I believe the rear opitions are the same as a mkiv, but don't quote me on that. The bagyard rears require no modification of the rear spring perches. If you use a mkiv or mkv airlift you'll have to grind the perches so the bag sits flat. I haven't been under a mkvi yet so I'm not a 100%.


----------



## 01 (Sep 9, 2009)

OVRWRKD said:


> I believe the rear opitions are the same as a mkiv, but don't quote me on that. The bagyard rears require no modification of the rear spring perches. If you use a mkiv or mkv airlift you'll have to grind the perches so the bag sits flat. I haven't been under a mkvi yet so I'm not a 100%.


 looks like a mkiv under there.. although i dont want to order those rears and have them not work. 

was hoping to see if anyone else has tried or not. 

-- 

on another note i ordered the rest of my setup, as always [email protected] :heart:


----------



## 01 (Sep 9, 2009)

ttt


----------



## 01 (Sep 9, 2009)

think im going to order the firestone AAC kit..
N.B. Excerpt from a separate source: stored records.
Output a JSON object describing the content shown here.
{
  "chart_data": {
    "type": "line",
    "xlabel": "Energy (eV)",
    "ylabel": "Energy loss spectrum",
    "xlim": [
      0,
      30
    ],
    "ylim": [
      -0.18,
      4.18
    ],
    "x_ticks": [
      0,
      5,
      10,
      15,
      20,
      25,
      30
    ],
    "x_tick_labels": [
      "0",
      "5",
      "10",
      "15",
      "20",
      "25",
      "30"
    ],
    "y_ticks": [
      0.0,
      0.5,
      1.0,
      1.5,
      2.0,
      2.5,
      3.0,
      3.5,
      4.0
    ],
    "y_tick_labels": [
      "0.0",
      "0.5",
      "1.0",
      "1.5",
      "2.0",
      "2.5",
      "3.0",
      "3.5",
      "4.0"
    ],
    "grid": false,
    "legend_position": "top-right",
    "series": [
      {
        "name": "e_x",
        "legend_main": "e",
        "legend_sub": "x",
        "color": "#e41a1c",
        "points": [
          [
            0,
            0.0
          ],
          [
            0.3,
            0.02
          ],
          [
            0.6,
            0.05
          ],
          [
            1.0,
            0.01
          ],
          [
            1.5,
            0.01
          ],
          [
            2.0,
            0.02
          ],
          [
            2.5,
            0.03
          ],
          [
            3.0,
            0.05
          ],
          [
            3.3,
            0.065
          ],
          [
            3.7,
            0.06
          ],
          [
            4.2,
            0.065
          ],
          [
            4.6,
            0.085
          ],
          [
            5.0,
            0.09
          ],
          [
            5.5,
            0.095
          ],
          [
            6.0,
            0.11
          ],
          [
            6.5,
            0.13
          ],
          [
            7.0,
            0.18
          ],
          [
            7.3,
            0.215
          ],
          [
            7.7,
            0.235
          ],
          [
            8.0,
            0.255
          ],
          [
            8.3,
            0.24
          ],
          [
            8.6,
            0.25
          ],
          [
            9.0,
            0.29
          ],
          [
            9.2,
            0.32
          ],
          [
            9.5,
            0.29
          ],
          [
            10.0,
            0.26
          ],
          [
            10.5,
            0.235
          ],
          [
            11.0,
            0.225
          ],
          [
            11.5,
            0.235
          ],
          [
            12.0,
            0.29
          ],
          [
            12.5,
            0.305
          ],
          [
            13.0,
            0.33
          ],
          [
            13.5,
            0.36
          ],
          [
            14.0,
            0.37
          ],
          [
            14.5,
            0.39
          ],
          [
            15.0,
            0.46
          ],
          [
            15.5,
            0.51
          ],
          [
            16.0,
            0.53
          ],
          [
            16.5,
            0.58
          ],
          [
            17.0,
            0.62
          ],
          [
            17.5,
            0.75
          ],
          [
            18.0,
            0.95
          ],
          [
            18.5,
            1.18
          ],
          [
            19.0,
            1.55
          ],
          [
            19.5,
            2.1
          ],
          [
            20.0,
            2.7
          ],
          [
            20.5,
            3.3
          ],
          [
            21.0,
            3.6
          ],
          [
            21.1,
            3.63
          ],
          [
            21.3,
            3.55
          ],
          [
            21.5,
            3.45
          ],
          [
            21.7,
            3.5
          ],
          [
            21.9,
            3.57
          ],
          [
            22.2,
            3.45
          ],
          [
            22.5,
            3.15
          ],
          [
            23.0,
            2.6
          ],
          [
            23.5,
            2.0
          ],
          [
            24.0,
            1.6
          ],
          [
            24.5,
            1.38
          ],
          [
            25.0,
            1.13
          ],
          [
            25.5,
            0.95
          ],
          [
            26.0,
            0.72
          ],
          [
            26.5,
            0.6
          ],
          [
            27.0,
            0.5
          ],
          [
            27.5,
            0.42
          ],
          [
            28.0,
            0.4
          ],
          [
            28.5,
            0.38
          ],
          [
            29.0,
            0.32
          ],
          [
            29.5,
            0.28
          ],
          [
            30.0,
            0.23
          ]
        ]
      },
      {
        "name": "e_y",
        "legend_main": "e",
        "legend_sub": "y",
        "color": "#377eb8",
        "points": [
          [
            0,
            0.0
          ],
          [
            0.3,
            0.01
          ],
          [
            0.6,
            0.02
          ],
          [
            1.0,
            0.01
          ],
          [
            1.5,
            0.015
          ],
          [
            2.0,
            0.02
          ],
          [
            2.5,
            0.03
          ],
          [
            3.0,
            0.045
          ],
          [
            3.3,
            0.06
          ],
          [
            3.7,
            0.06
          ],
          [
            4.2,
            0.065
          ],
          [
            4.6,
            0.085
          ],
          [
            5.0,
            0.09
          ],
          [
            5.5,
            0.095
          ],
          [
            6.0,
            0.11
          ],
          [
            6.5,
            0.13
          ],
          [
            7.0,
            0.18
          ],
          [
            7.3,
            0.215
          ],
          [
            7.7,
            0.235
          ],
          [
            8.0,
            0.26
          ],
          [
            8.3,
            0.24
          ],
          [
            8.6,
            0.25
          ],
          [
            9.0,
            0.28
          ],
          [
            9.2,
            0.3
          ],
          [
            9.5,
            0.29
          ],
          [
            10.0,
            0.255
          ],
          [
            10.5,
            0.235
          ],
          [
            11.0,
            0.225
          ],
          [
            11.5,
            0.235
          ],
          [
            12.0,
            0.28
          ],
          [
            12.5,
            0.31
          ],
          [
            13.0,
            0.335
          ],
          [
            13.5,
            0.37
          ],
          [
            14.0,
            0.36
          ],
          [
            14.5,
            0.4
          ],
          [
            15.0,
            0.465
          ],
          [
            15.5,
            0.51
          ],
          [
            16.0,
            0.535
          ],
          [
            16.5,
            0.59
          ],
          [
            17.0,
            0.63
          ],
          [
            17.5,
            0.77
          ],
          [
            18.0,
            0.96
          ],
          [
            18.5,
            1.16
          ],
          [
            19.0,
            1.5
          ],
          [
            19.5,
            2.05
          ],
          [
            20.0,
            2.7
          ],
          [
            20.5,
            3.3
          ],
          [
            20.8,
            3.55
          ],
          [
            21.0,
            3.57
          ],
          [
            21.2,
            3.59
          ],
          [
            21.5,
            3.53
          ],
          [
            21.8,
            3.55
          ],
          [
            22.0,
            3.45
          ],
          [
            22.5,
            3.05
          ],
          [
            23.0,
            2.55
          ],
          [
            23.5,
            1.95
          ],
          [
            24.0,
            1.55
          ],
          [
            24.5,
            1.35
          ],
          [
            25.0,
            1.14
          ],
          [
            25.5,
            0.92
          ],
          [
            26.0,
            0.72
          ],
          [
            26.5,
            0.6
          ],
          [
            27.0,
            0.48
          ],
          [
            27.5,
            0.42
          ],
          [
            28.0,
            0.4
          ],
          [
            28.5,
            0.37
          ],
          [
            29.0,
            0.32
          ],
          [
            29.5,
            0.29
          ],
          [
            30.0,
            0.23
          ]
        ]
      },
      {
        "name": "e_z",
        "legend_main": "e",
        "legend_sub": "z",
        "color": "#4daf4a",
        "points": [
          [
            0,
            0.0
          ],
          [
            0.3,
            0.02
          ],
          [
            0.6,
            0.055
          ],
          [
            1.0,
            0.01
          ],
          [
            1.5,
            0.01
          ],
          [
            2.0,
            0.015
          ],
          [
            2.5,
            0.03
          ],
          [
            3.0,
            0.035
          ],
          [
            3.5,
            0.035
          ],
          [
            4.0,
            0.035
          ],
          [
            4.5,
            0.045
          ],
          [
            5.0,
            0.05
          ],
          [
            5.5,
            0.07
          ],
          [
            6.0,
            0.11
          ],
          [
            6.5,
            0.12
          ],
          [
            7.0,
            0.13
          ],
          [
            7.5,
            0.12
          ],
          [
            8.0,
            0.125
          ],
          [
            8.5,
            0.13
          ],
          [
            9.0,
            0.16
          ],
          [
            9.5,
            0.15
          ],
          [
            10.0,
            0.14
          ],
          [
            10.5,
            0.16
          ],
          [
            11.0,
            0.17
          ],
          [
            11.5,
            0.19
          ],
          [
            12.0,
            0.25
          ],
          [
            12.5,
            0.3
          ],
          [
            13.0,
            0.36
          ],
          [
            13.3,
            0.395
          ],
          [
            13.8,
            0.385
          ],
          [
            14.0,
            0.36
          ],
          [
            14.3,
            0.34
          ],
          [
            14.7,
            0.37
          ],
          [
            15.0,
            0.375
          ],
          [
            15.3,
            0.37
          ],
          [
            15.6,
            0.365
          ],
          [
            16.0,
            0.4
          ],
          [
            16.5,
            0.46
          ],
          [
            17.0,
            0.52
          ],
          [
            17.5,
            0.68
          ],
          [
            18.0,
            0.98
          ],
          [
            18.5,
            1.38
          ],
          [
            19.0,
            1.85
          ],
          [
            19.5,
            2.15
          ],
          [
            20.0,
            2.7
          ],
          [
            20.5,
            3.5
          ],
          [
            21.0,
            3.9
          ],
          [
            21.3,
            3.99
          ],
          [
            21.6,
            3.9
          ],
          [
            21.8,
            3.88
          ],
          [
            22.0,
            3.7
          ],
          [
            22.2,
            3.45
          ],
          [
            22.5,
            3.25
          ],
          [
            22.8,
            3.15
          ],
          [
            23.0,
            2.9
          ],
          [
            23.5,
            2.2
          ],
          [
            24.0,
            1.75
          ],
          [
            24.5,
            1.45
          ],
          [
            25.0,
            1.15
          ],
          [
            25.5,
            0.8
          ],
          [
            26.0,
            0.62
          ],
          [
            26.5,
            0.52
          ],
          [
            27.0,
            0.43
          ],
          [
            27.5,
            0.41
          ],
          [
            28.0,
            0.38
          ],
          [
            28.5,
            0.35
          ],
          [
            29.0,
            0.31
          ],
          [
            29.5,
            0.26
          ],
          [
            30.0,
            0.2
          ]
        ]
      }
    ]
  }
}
i think it may work, just worried it wont offer enough drop.


----------



## 01 (Sep 9, 2009)

or wait until the BYs get in.....


----------



## eurotrsh (Dec 25, 2004)

Talk to this guy 

http://forums.vwvortex.com/member.php?322205-passat_98


----------



## 01 (Sep 9, 2009)

eurotrsh said:


> Talk to this guy
> 
> http://forums.vwvortex.com/member.php?322205-passat_98


no response. 

he had d-cups to begin with, and then BYs.. and well nobody can get those anytime soon.

i hear bagriders might have em in a month or so.


----------



## 01 (Sep 9, 2009)

Can we say bolt in mk6 rear kit?


----------



## LOW36 (Jan 18, 2008)

01 said:


> Can we say bolt in mk6 rear kit?


:heart:


----------



## 01 (Sep 9, 2009)

would go lower... but some of the bumpstop is still in, and its resting on tire/lip.


----------



## iamraymond (Jan 22, 2004)

Its like your old MK4 had a grandson, and this is the outcome. Looks very promising :beer:


----------



## 01 (Sep 9, 2009)

iamraymond said:


> Its like your old MK4 had a grandson, and this is the outcome. Looks very promising :beer:


Heh yeah. I have a thing with white.


----------



## urNOTready! (Apr 6, 2006)

01 said:


> Can we say bolt in mk6 rear kit?


18x9.5 et48? 

Thanks in advance.


----------



## 01 (Sep 9, 2009)

urNOTready! said:


> 18x9.5 et48?
> 
> Thanks in advance.


19s, but other than that.. yeah


----------



## urNOTready! (Apr 6, 2006)

01 said:


> 19s, but other than that.. yeah


Looks really good, thanks. :thumbup:


----------



## 01 (Sep 9, 2009)




----------